The financial market forecast for 2022 inflation fell for the eighth week in a row. According to the Focus Bulletin, released today (22) by the Central Bank, the Broad Consumer Price Index (IPCA), considered the country’s official inflation, fell from 7.02% to 6.82% in one week. Four weeks ago, market expectations were for an IPCA at 7.3% this year.
Boletim Focus is a weekly publication that brings together the projection of around 100 financial market institutions for the country’s main economic indicators.
Inflation expectations for 2023 also dropped: from 5.38% projected a week ago to 5.33% this Monday. For 2024 and 2025, inflation projections remain at 3.41% and 3%, respectively.
Selic and dollar
Projections for the basic interest rate, the Selic, also remain stable for both 2022 (13.75% per year) and for the following years: 11% per year, in 2023; 8% per year in 2024; and 7.5% per year in 2025.

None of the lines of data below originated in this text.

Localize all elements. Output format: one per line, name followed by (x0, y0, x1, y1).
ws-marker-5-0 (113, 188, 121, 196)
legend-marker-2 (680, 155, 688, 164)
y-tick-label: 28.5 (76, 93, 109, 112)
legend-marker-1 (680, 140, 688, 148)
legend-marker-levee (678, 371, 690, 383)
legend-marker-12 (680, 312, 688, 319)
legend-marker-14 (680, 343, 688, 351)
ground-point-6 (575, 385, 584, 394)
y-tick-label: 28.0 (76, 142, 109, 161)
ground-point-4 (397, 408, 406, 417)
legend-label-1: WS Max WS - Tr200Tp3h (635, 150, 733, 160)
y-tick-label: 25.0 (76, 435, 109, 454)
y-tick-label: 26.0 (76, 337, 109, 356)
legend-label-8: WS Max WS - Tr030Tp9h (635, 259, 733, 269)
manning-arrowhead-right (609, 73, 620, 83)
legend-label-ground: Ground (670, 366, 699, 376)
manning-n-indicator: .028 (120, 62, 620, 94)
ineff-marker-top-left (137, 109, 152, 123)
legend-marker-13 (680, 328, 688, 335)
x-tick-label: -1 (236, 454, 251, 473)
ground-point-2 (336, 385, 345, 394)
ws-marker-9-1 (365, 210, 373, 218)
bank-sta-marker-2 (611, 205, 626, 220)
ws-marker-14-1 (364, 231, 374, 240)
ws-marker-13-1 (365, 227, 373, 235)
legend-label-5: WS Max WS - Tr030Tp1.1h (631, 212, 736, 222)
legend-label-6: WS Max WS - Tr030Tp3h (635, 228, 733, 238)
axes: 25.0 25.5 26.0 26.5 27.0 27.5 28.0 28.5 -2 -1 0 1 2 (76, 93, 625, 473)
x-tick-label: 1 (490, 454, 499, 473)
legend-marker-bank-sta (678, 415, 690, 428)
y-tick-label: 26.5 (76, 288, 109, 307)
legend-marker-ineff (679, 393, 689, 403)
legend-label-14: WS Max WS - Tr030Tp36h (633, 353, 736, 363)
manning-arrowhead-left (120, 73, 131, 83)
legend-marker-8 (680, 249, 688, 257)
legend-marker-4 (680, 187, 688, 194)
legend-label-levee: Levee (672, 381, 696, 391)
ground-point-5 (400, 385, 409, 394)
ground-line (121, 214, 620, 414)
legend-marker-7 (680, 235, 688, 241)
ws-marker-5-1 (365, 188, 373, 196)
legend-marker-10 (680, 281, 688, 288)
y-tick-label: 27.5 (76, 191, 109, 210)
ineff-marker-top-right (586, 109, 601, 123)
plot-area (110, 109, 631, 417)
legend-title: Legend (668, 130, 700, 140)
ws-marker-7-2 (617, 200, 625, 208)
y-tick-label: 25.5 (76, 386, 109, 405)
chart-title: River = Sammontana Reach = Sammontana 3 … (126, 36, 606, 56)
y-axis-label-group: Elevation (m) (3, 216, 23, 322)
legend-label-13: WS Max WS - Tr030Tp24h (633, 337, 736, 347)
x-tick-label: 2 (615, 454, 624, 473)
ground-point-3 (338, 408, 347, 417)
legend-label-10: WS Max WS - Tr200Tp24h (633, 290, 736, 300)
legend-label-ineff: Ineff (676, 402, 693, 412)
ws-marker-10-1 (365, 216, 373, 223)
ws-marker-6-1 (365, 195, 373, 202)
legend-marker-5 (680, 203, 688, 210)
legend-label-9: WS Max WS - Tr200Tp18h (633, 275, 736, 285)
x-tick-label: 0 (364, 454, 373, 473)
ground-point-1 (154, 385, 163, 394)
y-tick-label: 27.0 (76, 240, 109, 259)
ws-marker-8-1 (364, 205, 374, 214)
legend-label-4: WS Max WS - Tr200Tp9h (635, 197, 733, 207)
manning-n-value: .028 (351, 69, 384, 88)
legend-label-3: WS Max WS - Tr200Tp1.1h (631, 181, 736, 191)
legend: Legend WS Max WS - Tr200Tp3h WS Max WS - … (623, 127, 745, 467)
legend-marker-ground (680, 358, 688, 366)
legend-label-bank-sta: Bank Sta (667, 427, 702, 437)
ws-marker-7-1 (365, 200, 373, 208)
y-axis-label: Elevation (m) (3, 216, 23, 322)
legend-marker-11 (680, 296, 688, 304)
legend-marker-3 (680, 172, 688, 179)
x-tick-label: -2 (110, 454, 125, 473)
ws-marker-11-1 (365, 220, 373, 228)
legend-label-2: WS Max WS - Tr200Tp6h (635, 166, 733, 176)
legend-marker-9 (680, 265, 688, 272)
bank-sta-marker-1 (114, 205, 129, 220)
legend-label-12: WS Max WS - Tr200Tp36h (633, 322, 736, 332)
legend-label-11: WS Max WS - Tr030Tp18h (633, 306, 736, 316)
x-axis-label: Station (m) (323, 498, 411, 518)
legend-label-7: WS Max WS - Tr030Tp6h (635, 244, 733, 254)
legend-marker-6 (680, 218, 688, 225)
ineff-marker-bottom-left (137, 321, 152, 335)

The quotation of the real in comparison with the dollar also shows stability in the projections for this and the coming years. The expectation of the financial market is that the price of the US currency will reach R$ 5.20 both at the end of 2022 and 2023; and that 2024 and 2025 will close with the dollar costing R$5.10 and R$5.17, respectively.
GDP
The expectation for the Gross Domestic Product (GDP), the sum of all goods and services produced in the country, is at 2.02% for 2022. A week ago, the financial market forecast was that the year would end with a GDP in two%; and four weeks ago it was 1.93%.
For 2023, GDP is expected to rise by 0.39%. A week ago, the forecast was that the year would close with growth of 0.41%; and four weeks ago, the expectation of expansion of 0.49%.
For 2024 and 2025, financial market projections for GDP growth are stable, at 1.8% and 2%, respectively.